Takrir-i Sükun Kanunu
Vikipedi, özgür ansiklopedi
Takrir-i Sükun Kanunu 4 Mart 1925'te TBMM'de kabul edildi. Hükümete olağanüstü yetkiler veren Takrir-i Sükun Kanunu ile Kasım 1924 ortalarında "dinsel gericilik" tehlikesine karşı Başbakan İsmet İnönü sıkıyönetim ilan edilmesini istedi. Ancak Meclis'te bu isteğini kabul ettiremeyince istifa etti ve yerine yumuşak kişiliğiyle tanınan Fethi Bey ( Fethi Okyar) başbakanlığa getirildi.1925 Şubat ortalarında Şeyh Sait Ayaklanması patlak verince, Doğu Anadolu'da hemen sıkıyönetim ilân edildi. Fethi Bey düşürüldü ve yeni hükümeti 3 Mart'ta İsmet Paşa kurdu.

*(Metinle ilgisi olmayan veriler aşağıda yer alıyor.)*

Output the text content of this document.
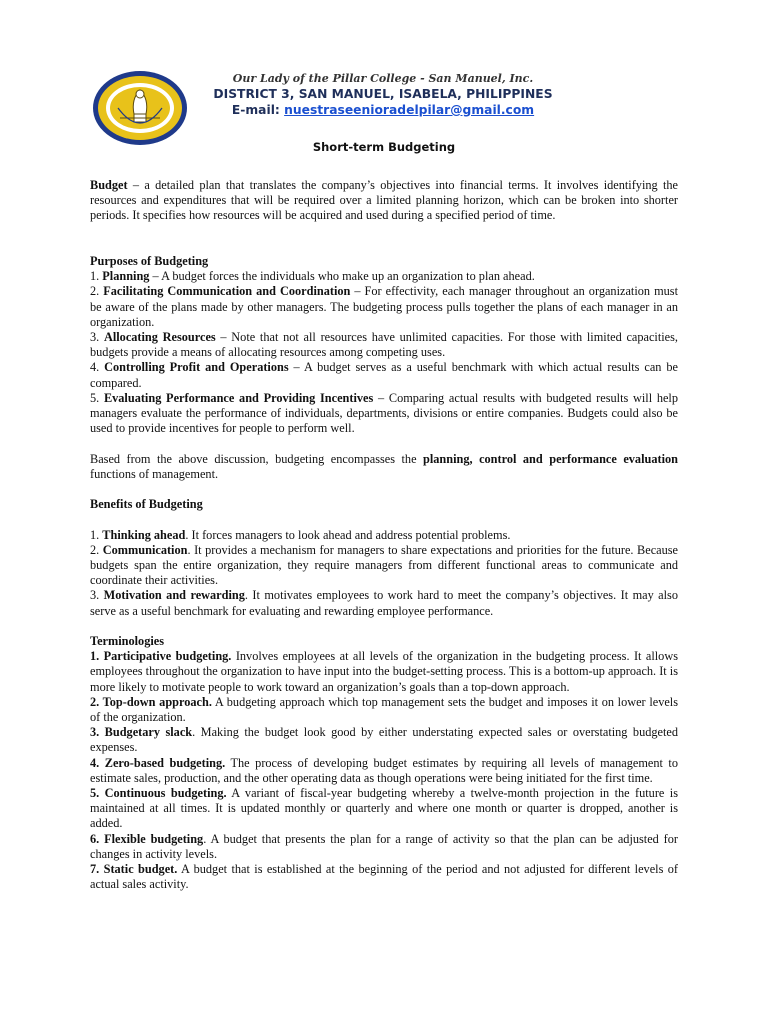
Our Lady of the Pillar College - San Manuel, Inc.
DISTRICT 3, SAN MANUEL, ISABELA, PHILIPPINES
E-mail: nuestraseenioradelpilar@gmail.com
Short-term Budgeting

Budget – a detailed plan that translates the company’s objectives into financial terms. It involves identifying the resources and expenditures that will be required over a limited planning horizon, which can be broken into shorter periods. It specifies how resources will be acquired and used during a specified period of time.

Purposes of Budgeting

1. Planning – A budget forces the individuals who make up an organization to plan ahead.

2. Facilitating Communication and Coordination – For effectivity, each manager throughout an organization must be aware of the plans made by other managers. The budgeting process pulls together the plans of each manager in an organization.

3. Allocating Resources – Note that not all resources have unlimited capacities. For those with limited capacities, budgets provide a means of allocating resources among competing uses.

4. Controlling Profit and Operations – A budget serves as a useful benchmark with which actual results can be compared.

5. Evaluating Performance and Providing Incentives – Comparing actual results with budgeted results will help managers evaluate the performance of individuals, departments, divisions or entire companies. Budgets could also be used to provide incentives for people to perform well.

Based from the above discussion, budgeting encompasses the planning, control and performance evaluation functions of management.

Benefits of Budgeting

1. Thinking ahead. It forces managers to look ahead and address potential problems.

2. Communication. It provides a mechanism for managers to share expectations and priorities for the future. Because budgets span the entire organization, they require managers from different functional areas to communicate and coordinate their activities.

3. Motivation and rewarding. It motivates employees to work hard to meet the company’s objectives. It may also serve as a useful benchmark for evaluating and rewarding employee performance.

Terminologies

1. Participative budgeting. Involves employees at all levels of the organization in the budgeting process. It allows employees throughout the organization to have input into the budget-setting process. This is a bottom-up approach. It is more likely to motivate people to work toward an organization’s goals than a top-down approach.

2. Top-down approach. A budgeting approach which top management sets the budget and imposes it on lower levels of the organization.

3. Budgetary slack. Making the budget look good by either understating expected sales or overstating budgeted expenses.

4. Zero-based budgeting. The process of developing budget estimates by requiring all levels of management to estimate sales, production, and the other operating data as though operations were being initiated for the first time.

5. Continuous budgeting. A variant of fiscal-year budgeting whereby a twelve-month projection in the future is maintained at all times. It is updated monthly or quarterly and where one month or quarter is dropped, another is added.

6. Flexible budgeting. A budget that presents the plan for a range of activity so that the plan can be adjusted for changes in activity levels.

7. Static budget. A budget that is established at the beginning of the period and not adjusted for different levels of actual sales activity.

Yeni hükümet ilk iş olarak Takrir-i Sükûn Kanunu'nu Meclis'ten geçirdi ve biri isyan bölgesinde, öteki "Ankara" adını taşımakla birlikte yurdun geri kalan bölgelerinde çalışmak üzere iki de İstiklal Mahkemesi kurulmasını kararlaştırdı.
3 maddeden oluşan Takrir-i Sükun Kanunu'nun 1. maddesi şöyleydi:
- İrtica ve isyana ve memleketin nizam-ı içtimaisi (toplumsal düzen) ve huzur ve sükûnu ve emniyet ve asayişini ihlale bais (bozmaya yönelik) bilumum teşkilât ve tahrikat ve teşvikat ve neşriyatı ( örgütlenmeleri, kışkırtmaları, yüreklendirmeleri ve yayınları), hükümet reisi cumhurun tasdikiyle ve re'sen ve idareten man'e mezundur (kendi başına yasaklamaya yetkilidir). İş bu ef'al erbabını (bu eylemleri işleyenleri) hükümet İstiklâl Mahkemesi'ne tevdi edebilir.
Cumhuriyet tarihinde bir dönüm noktası olan Takrir-i Sükûn Kanunu, uzun bir döneme damgasını vurdu. Bütün muhalif odaklar bu kanuna dayanılarak büyük ölçüde susturuldu. Bu dönemde hükümet veya mahkeme kararıyla pek çok yayın kapatıldı ve özellikle sol yayınlar tamamen yeraltına itildi.